Le Renouveau charismatique découvert en 1982, lui a permis de faire l’unité en lui et de personnaliser encore plus sa foi : « chacun peut vivre une rencontre avec Jésus, avoir le cœur transformé et apprendre à agir avec la puissance de son Esprit » (recherches mars 2010) « La rencontre des chrétiens des autres Eglises m’a beaucoup aidé à grandir dans ma foi » dit-il dans « recherches » n° 125. L’espoir de l’unité des chrétiens catholiques, luthériens, anglicans, réformés, orthodoxes, pentecôtistes (Recherches n° 122 juin 2007) était fondamental pour lui. « Nous avons tous une part dans la division de nos églises chrétiennes et de citer Jean-Paul II : « ouvrez-vous avec docilité aux dons de l’Esprit, accueillez avec gratitude et obéissance les charismes que l’Esprit ne cesse de répandre et n’oubliez pas que chaque charisme est donné pour le bien commun c'est-à-dire toute l’Eglise » (Recherches juillet 2008) Fondamental aussi était sa prière évangélique spontanée, la joie partagée avec des frères et sœurs. Il voyait dans ce mouvement une vraie promesse pour l’Eglise. Voici ce qu’il disait à la suite du premier rassemblement auquel il participait à Strasbourg en mai 1982 : « J’ai trouvé là-bas cette foi et cette fraicheur de la prière : je ne l’oublierai pas ! Oui, prier l’Esprit-Saint, invoquer sa force, demander à Dieu de nous l’envoyer et sentir passer ce « murmure » dans une assemblée : on ne peut l’oublier » (Chronique de décembre 1982)
Il est devenu de plus en plus un priant : La prière était bien sa respiration au sens où elle lui permettait de juguler sa violence et de la transformer en pardon. « Les psaumes nous renvoient à cette image de nous-mêmes qu’il faut savoir reconnaitre pour l’exposer à un Dieu de tendresse et de miséricorde ; Lui-même guérira nos blessures et convertira ces zones de violence et de conflits qui sommeillent en nous » (Chronique de décembre 2004). Il prenait le temps de la prière personnelle, de « l’adoration devant Jésus Eucharistie » ; Comme Jésus, avant chaque engagement, chaque démarche ou chaque rencontre importante il priait le temps qu’il fallait afin de laisser l’Esprit prendre la première place. « Devant les difficultés rencontrées dans la visite des malades de « vie libre », (un autre engagement important pour lui) j’ai compris que la prière devait être la base sur laquelle appuyer mon service auprès des malades. »

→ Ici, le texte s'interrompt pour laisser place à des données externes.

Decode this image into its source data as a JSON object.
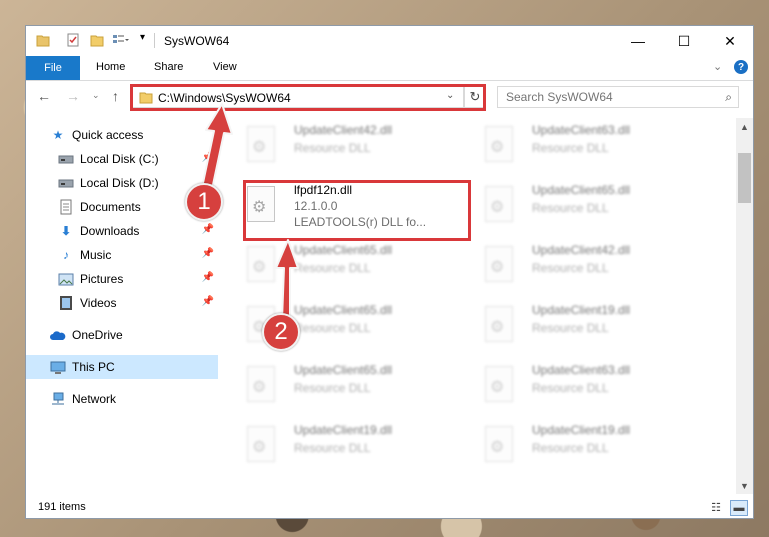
{
  "window": {
    "title": "SysWOW64",
    "controls": {
      "minimize": "—",
      "maximize": "☐",
      "close": "✕"
    }
  },
  "ribbon": {
    "file_tab": "File",
    "tabs": [
      "Home",
      "Share",
      "View"
    ],
    "accent": "#1979ca"
  },
  "nav": {
    "address": "C:\\Windows\\SysWOW64",
    "search_placeholder": "Search SysWOW64"
  },
  "sidebar": {
    "items": [
      {
        "label": "Quick access",
        "icon": "star-icon",
        "pinned": false
      },
      {
        "label": "Local Disk (C:)",
        "icon": "drive-icon",
        "pinned": true
      },
      {
        "label": "Local Disk (D:)",
        "icon": "drive-icon",
        "pinned": true
      },
      {
        "label": "Documents",
        "icon": "documents-icon",
        "pinned": true
      },
      {
        "label": "Downloads",
        "icon": "download-icon",
        "pinned": true
      },
      {
        "label": "Music",
        "icon": "music-icon",
        "pinned": true
      },
      {
        "label": "Pictures",
        "icon": "pictures-icon",
        "pinned": true
      },
      {
        "label": "Videos",
        "icon": "videos-icon",
        "pinned": true
      },
      {
        "label": "OneDrive",
        "icon": "cloud-icon",
        "pinned": false
      },
      {
        "label": "This PC",
        "icon": "computer-icon",
        "pinned": false,
        "selected": true
      },
      {
        "label": "Network",
        "icon": "network-icon",
        "pinned": false
      }
    ]
  },
  "files": {
    "left": [
      {
        "name": "UpdateClient42.dll",
        "sub": "Resource DLL",
        "blurred": true
      },
      {
        "name": "lfpdf12n.dll",
        "version": "12.1.0.0",
        "desc": "LEADTOOLS(r) DLL fo...",
        "blurred": false
      },
      {
        "name": "UpdateClient65.dll",
        "sub": "Resource DLL",
        "blurred": true
      },
      {
        "name": "UpdateClient65.dll",
        "sub": "Resource DLL",
        "blurred": true
      },
      {
        "name": "UpdateClient65.dll",
        "sub": "Resource DLL",
        "blurred": true
      },
      {
        "name": "UpdateClient19.dll",
        "sub": "Resource DLL",
        "blurred": true
      }
    ],
    "right": [
      {
        "name": "UpdateClient63.dll",
        "sub": "Resource DLL"
      },
      {
        "name": "UpdateClient65.dll",
        "sub": "Resource DLL"
      },
      {
        "name": "UpdateClient42.dll",
        "sub": "Resource DLL"
      },
      {
        "name": "UpdateClient19.dll",
        "sub": "Resource DLL"
      },
      {
        "name": "UpdateClient63.dll",
        "sub": "Resource DLL"
      },
      {
        "name": "UpdateClient19.dll",
        "sub": "Resource DLL"
      }
    ]
  },
  "status": {
    "count": "191 items"
  },
  "annotations": {
    "step1": "1",
    "step2": "2",
    "highlight_color": "#d9383a"
  }
}
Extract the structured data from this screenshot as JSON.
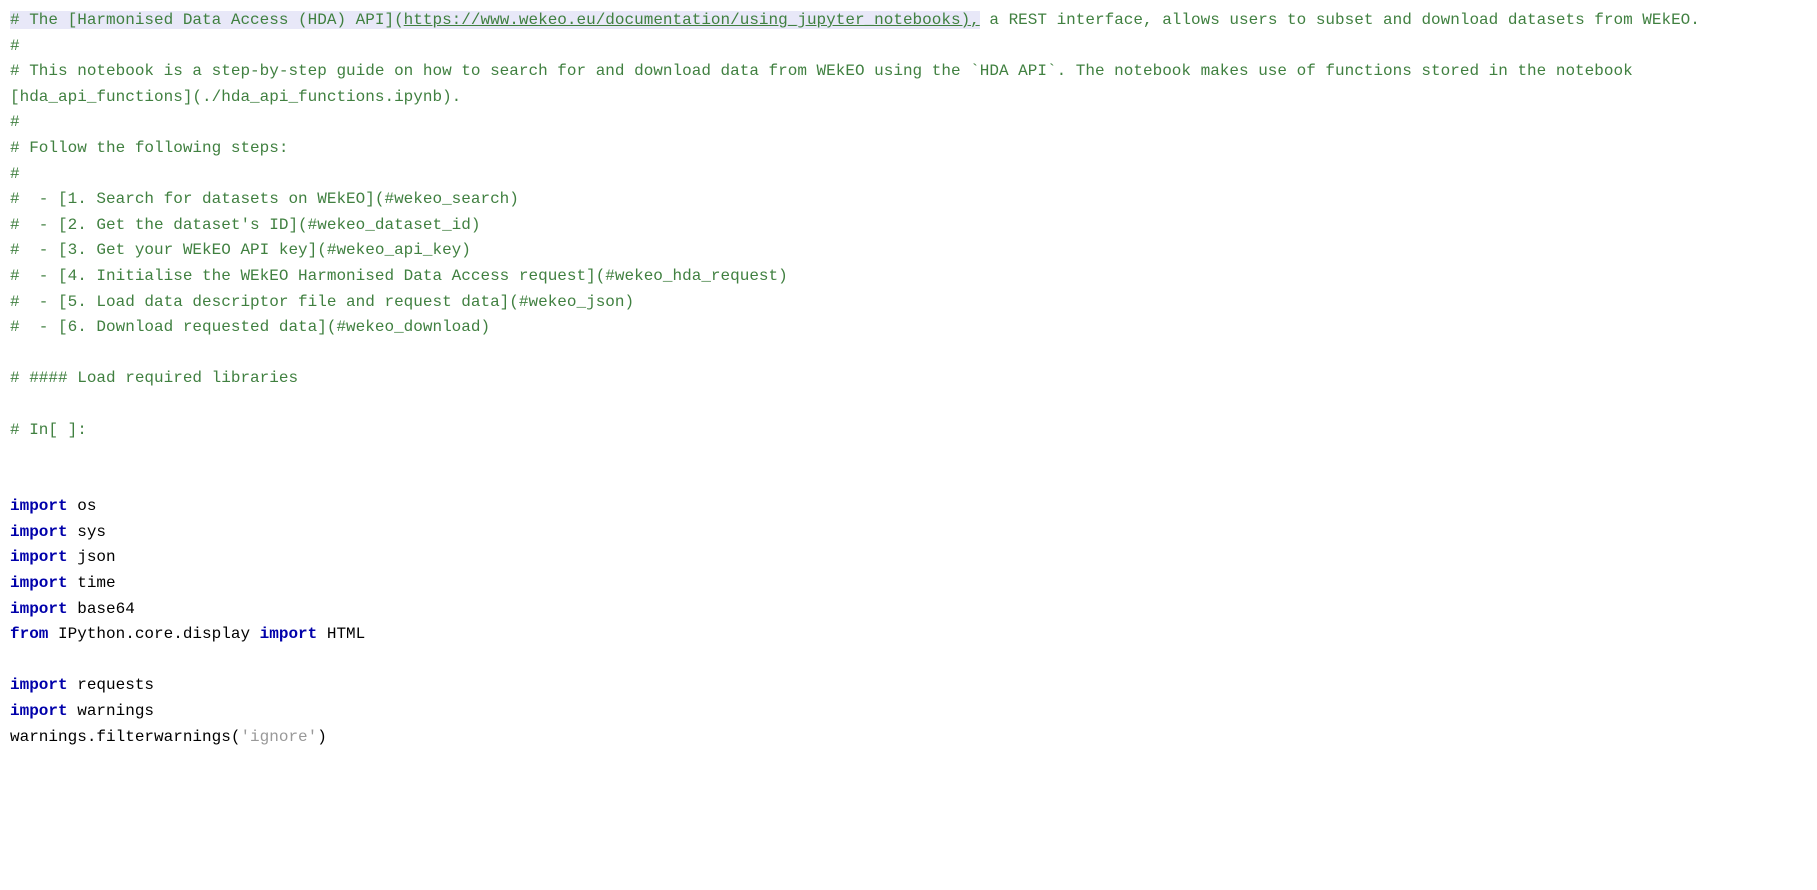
{
  "comments": {
    "line1_prefix": "# The [Harmonised Data Access (HDA) API](",
    "line1_url": "https://www.wekeo.eu/documentation/using_jupyter_notebooks),",
    "line1_suffix": " a REST interface, allows users to subset and download datasets from WEkEO.",
    "line2": "#",
    "line3": "# This notebook is a step-by-step guide on how to search for and download data from WEkEO using the `HDA API`. The notebook makes use of functions stored in the notebook [hda_api_functions](./hda_api_functions.ipynb).",
    "line4": "#",
    "line5": "# Follow the following steps:",
    "line6": "#",
    "step1": "#  - [1. Search for datasets on WEkEO](#wekeo_search)",
    "step2": "#  - [2. Get the dataset's ID](#wekeo_dataset_id)",
    "step3": "#  - [3. Get your WEkEO API key](#wekeo_api_key)",
    "step4": "#  - [4. Initialise the WEkEO Harmonised Data Access request](#wekeo_hda_request)",
    "step5": "#  - [5. Load data descriptor file and request data](#wekeo_json)",
    "step6": "#  - [6. Download requested data](#wekeo_download)",
    "load_libs": "# #### Load required libraries",
    "in_cell": "# In[ ]:"
  },
  "code": {
    "import_kw": "import",
    "from_kw": "from",
    "os": " os",
    "sys": " sys",
    "json": " json",
    "time": " time",
    "base64": " base64",
    "ipython": " IPython.core.display ",
    "html": " HTML",
    "requests": " requests",
    "warnings": " warnings",
    "filterwarnings": "warnings.filterwarnings(",
    "ignore": "'ignore'",
    "close_paren": ")"
  }
}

Mais c’est avec Marie, et le chapelet, que sa prière est devenue une force intérieure capable de l’aider à accueillir Dieu dans les imprévus de sa vie comme ce fut le cas en 1979 quand il fut élu « conseiller » au Chapitre Général pour devenir ensuite économe Général. « Je me suis rendu à la chapelle, devant la statue de Notre Dame, avec confiance, je lui ai demandé de me guider et d’accueillir, pour moi et pour les frères, les grâces venant du cœur de Jésus pour la Congrégation. Je reconnais aujourd’hui qu’elle a fait plus que j’attendais et c’est bien elle qui m’a tenu par la main à chaque fois pour m’aider à me relever après une chute ! Pour cette présence de Marie, je rends gloire à Dieu ! »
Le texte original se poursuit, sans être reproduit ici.